The way how the abstract is written makes impression that the Hemophilia Treatment Centers deal with only abnormalities due to development of anti-FVIII antibodies in humans. In particular, such is immediately felt upon the reading of the title and abstract. I suggest modifying the abstract (or/and title) to achieve a balance between the center naming and first part of the abstract text which are the most discrepant.  

 

Page 2, line 55.

It is recommended to state why the development of anti-FVIII non-neutralizing antibodies is harmful for hemostasis. In particular, upon the binding, the plasma clearance of such complexes is likely faster that decreases the efficacy of FVIII replacement therapy. Respective reference(s) should be provided.

 

Page 2-3, lines 99-100

“In the course of HIPS study”. There is no need in the word “study”, as it was already meant under HIPS.

 

Page 3, line 130

Is should be spelled out the abbreviation of “CMV pp65” and explained why it was chosen as a model antigen. 

 

Page 5, line 176.

Please correct the formatting (left margin).

 

Page 6, line 194-195.

Amounts of the stimulation compounds should be provided. In particular, such is important for CMV pp65 mimicking stimulation by FVIII in real experiments.

 

Page 6, line 223.

(i) Please provide a short description of oligo primers (gene specificity) used for qPCR (is it TaqMan FAM probes?). Not all readers understand this. (ii) Please spell out the genes IFN-γ, GUSB and YWAHZ (products) names and briefly explain why two latter ones were used.

 

Major Comment.

Through the whole paper, it is assumed that if an operator is successful in mastering the assay with the model antigen CMV pp65, instead FVIII, the assay will work in his/her hands. However, such assumption may be incorrect as FVIII is a “tricky” protein. Therefore, I believe that the training protocol should be validated by inclusion of the arm with FVIII antigen. If it is demonstrated that the FVIII-specific assay performs equally with CMV ppp65-specific assay in hands of several (5-7) operators, then such approach will be considered validated, and the protocol would be justified. However, if the authors already performed such validation in their previous work, this needs to be clearly stated (in Introduction) and mentioned in Discussion.
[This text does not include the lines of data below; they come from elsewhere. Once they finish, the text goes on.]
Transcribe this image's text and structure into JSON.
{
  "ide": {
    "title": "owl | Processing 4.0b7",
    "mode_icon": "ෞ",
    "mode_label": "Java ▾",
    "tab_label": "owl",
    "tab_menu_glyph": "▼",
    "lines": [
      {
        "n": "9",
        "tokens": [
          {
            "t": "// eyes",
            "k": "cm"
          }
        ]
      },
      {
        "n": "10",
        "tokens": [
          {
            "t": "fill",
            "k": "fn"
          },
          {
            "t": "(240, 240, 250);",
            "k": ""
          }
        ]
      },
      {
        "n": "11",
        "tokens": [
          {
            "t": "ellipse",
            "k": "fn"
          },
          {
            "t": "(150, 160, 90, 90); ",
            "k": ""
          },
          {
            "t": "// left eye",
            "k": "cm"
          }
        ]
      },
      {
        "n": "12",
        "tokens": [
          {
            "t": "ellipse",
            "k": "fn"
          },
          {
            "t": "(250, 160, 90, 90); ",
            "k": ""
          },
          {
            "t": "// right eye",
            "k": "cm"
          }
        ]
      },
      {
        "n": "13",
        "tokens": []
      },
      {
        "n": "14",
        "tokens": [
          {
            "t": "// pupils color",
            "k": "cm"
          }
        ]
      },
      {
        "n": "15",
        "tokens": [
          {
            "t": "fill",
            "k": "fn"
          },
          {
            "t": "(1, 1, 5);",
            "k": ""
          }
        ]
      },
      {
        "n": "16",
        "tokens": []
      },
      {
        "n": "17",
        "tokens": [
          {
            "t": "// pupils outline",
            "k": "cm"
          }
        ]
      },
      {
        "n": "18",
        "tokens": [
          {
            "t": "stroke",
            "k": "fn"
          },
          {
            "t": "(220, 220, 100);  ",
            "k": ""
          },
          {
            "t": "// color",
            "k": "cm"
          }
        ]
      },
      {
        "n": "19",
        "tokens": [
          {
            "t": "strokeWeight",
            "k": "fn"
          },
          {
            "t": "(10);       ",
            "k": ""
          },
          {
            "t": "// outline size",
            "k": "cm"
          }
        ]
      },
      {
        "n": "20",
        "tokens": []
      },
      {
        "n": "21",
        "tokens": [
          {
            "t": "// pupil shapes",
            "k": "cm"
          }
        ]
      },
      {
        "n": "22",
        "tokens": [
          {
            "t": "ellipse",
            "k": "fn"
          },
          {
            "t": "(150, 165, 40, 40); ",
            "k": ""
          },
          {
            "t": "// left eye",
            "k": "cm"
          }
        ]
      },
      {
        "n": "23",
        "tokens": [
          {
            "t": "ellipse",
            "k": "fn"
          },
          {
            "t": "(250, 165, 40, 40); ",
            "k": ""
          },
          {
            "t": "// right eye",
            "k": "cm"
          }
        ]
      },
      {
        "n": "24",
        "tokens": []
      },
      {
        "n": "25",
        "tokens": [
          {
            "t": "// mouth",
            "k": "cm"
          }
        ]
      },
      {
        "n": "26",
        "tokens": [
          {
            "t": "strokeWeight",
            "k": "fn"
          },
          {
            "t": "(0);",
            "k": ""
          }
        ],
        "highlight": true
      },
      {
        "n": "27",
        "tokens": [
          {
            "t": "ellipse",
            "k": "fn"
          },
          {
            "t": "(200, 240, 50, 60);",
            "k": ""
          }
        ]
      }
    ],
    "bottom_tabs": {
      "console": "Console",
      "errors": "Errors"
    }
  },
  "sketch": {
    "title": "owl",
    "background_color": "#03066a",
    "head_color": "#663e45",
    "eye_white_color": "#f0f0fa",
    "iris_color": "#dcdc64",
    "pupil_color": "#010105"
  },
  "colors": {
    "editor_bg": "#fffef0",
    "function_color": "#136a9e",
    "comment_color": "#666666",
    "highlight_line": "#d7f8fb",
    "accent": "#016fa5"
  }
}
In any case, this matter should be substantially discussed in the Discussion (page 11).

Author Response

see attachment

Author Response File: Author Response.pdf

Reviewer 3 Report

The authors describe a training and qualification programme for 39 operators from 15 clinical sites to enable PBMC isolation and gene expression studies to be performed from a variety of geographical locations. This is important as standardization and validation of testing at different locations allow for recruitment of higher numbers of patients, important in rare diseases such as haemophilia. A particular strength of the study is the emphasis on small volume samples of importance in studies involving very young children. The manuscript is well-written with detailed technical descriptions and references. I have 2 minor comments for the authors to address:

1. Following the initial qualification, will there be regular quality assessments and at what intervals?

2. Are there plans to expand the number of reference laboratories and qualified centres beyond Europe and North America so that additional information from different ethnic groups are captured?

Author Response

see attachment

Author Response File: Author Response.pdf

Round 2

Reviewer 2 Report

Thank you for addressing my previous comments and explanations.